她敬一声皇后娘娘,就当这后宫就是她能做主的么!
“本宫一日为皇后,贵妃就一日屈于本宫之下,历朝历代皆是如此,本宫做什么,还轮不到你插嘴。”
苏浅淡然抬手,拨弄发髻间光华夺目的凤头钗,声线一冷,“传本宫懿旨,搜宫!”
小德子率先冲进内殿,其余宫人们也跟着进去,很快乌糟糟的乱成一片。
贵妃连带着临轩宫的宫人都被’请‘出大殿外,林月婉站在秋风中瑟瑟发抖,看着殿里交错忙碌的人影,她眼眸中充斥着遮掩不住的不甘与怒意。
林月婉小声吩咐身边的宫女,“速速去请太后或者皇上过来。”
这后宫,还能容皇后翻天了不成!
宫女收到示意,心领神会的缓缓退出人群,她个子矮小又瘦弱,极不容易被发现,就当快溜到宫门口的时候,被守在那的小太监给抓了回来,重新扔回人堆里。

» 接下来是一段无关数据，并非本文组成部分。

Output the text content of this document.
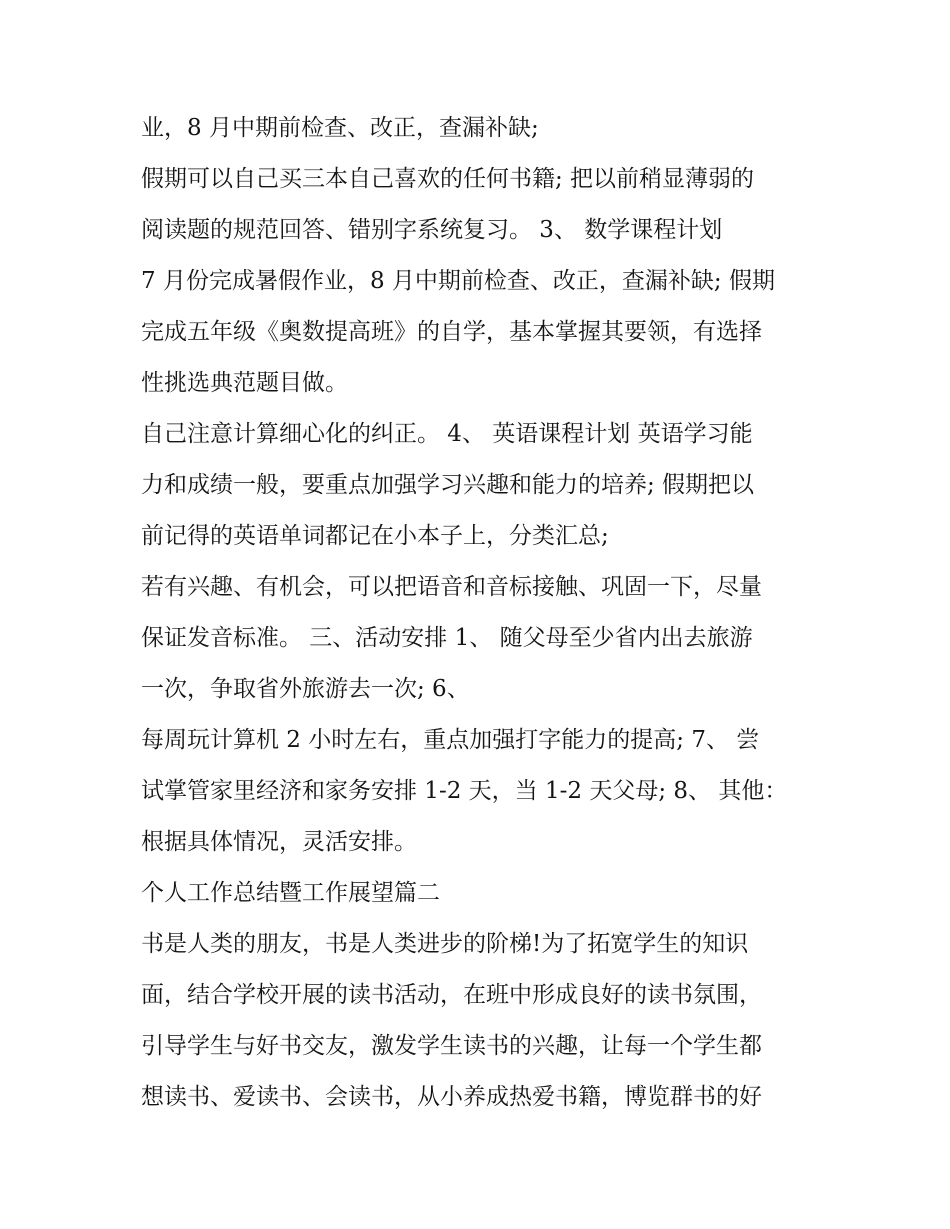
业，8 月中期前检查、改正，查漏补缺;
假期可以自己买三本自己喜欢的任何书籍; 把以前稍显薄弱的
阅读题的规范回答、错别字系统复习。 3、 数学课程计划
7 月份完成暑假作业，8 月中期前检查、改正，查漏补缺; 假期
完成五年级《奥数提高班》的自学，基本掌握其要领，有选择
性挑选典范题目做。
自己注意计算细心化的纠正。 4、 英语课程计划 英语学习能
力和成绩一般，要重点加强学习兴趣和能力的培养; 假期把以
前记得的英语单词都记在小本子上，分类汇总;
若有兴趣、有机会，可以把语音和音标接触、巩固一下，尽量
保证发音标准。 三、活动安排 1、 随父母至少省内出去旅游
一次，争取省外旅游去一次; 6、
每周玩计算机 2 小时左右，重点加强打字能力的提高; 7、 尝
试掌管家里经济和家务安排 1-2 天，当 1-2 天父母; 8、 其他：
根据具体情况，灵活安排。
个人工作总结暨工作展望篇二
书是人类的朋友，书是人类进步的阶梯!为了拓宽学生的知识
面，结合学校开展的读书活动，在班中形成良好的读书氛围，
引导学生与好书交友，激发学生读书的兴趣，让每一个学生都
想读书、爱读书、会读书，从小养成热爱书籍，博览群书的好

苏浅站在廊下,遥遥对上林月婉的眸子,弯唇一笑,好心告知,“皇上在议政殿和大臣们商议政务,恐怕没工夫见你,况且贵妃最为孝顺,这个时辰就别去打扰太后安眠了。”
林月婉气得头昏,冷风一吹更是难受得紧,她被宫女扶着,才勉强站住脚跟,斜眼看去,语气恨恨,“皇后最好能搜出来个什么,否则太后日后怪罪下来,可别怪臣妾不帮您求情。”
“你们、你们干什么!放肆!都给我滚出去!”
尖利刺耳的叫声,顿时吸引了两人的视线。
小德子指挥着几个宫女,连拖带拽的将林贵嫔从偏殿里拖了出来,她被架着两腿乱蹬,鬓发散乱,胡乱挣扎间指甲都劈断两个。
宫女松开对林贵嫔的桎梏,她失去重心跌坐在地上,又赶紧撑地爬起来,跑到贵妃身一把扯住袖子,手劲之大差点把林月腕拽倒。
“姐姐、姐姐,求求你,救救我!”林贵嫔狼狈不堪,满脸仓皇之色。
“救?”林月婉皱着柳叶眉,像是想到了什么,大惊失色的从她手里扯开袖子,慌忙瞥了眼皇后,随后拉开两人距离。
林月婉勉强扯起嘴角,安抚似的哄道:“妹妹,皇后大举搜宫,本宫也无可奈何,你暂且忍忍。”
“可是、可是……”
林贵嫔流着泪珠子,哭地梨花带雨,犹犹豫豫又害怕躲闪的样子,尽数落在苏浅眼里。
她走上前去,逼问道:“可是什么?”
“没、没什么。”
林贵闪烁其词,垂眸不敢再吭声,更像是心里有鬼。